= Richard Martin (mayor of Swansea) =

Welsh industrialist and mayor

Sir Richard Martin (1843–1922) was a Welsh industrialist and public man. He was Mayor of Swansea 1898–99 and was influential in developing education facilities in Swansea.

== Early life and career ==
Richard Martin was born in Pentre-mawr, Swansea, August 1843. He attended Copper Works School in Hafod before beginning work in the Millbrook iron works, Swansea. He became a clerk in the civil service in 1867 and transferred from Swansea to Grimsby in 1872. However, he returned to Swansea three years later to start a business; he co-founded the Vale of Swansea zinc works in 1879 at Llansamlet. He remained connected to the zinc works, which still operate today, until his death. He started up the Birch Grove iron works in 1881 and bought the Ynys-pen-llwch tin works in 1884.

== Political Career and Swansea University ==
Martin served the town council 1884–1910 as member and alderman, becoming mayor 1898–99. He was also chairman of the education committee for six years. In this time, he strived to have the University College of South Wales situated in Swansea, however Cardiff was ultimately chosen as its site. He nevertheless succeeded in ensuring the establishment of a technical school, which later became the technical college, in Swansea.

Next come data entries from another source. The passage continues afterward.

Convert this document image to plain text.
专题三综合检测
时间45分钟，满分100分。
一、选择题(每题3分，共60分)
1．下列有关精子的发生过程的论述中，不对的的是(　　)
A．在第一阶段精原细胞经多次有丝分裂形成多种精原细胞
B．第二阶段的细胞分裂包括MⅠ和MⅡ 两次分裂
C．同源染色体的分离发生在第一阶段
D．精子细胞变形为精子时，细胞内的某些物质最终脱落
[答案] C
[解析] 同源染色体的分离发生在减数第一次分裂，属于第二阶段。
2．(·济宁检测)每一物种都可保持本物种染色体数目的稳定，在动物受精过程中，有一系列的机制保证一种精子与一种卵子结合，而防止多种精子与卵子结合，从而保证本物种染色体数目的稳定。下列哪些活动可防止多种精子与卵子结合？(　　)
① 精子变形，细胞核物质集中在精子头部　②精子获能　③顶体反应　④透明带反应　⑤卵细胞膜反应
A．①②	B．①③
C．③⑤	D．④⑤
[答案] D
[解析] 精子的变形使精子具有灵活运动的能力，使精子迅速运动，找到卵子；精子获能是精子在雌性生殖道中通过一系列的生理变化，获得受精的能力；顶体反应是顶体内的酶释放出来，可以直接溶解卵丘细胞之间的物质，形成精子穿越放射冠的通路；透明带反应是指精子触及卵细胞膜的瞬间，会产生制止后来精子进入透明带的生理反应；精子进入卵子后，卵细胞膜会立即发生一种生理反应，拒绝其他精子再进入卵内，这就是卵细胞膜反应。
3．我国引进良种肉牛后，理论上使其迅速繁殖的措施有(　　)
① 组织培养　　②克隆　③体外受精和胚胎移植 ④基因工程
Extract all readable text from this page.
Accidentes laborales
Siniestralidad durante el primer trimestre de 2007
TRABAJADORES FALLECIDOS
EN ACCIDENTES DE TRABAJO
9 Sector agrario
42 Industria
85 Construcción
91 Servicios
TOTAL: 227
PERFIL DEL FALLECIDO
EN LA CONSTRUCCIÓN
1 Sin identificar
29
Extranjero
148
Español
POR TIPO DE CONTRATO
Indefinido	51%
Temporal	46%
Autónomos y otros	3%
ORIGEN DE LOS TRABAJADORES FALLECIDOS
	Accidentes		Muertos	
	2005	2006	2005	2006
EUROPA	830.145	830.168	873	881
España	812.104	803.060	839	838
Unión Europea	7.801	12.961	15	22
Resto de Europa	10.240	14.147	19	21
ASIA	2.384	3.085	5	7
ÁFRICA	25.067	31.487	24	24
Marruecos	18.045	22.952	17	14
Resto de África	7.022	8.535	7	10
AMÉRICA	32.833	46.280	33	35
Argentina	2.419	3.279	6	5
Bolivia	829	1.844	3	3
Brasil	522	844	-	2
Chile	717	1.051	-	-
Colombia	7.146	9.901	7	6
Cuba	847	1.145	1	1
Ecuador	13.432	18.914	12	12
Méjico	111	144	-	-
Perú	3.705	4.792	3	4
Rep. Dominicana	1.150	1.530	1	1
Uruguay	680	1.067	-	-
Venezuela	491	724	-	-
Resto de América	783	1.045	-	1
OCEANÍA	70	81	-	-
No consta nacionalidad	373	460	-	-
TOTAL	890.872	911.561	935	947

Martin then strove to ensure the college's recognition as one of the constituent colleges of the University of Wales, alongside Sir Isambard Owen, to no avail. However, Martin pushed for a university college in Swansea, urging its necessity upon the Haldane Commission on Welsh university education (1916–18), with the result that it was founded in 1920, developing in later years into Swansea University. King George V laid the foundation stone, and knighted Richard Martin at this time.

Martin continued to work on improving the town, building the Normal College on the Glanmor Estate in addition. However, his work was cut short by his sudden death in London on 11 September 1922. He is buried at Ystum Llwynarth.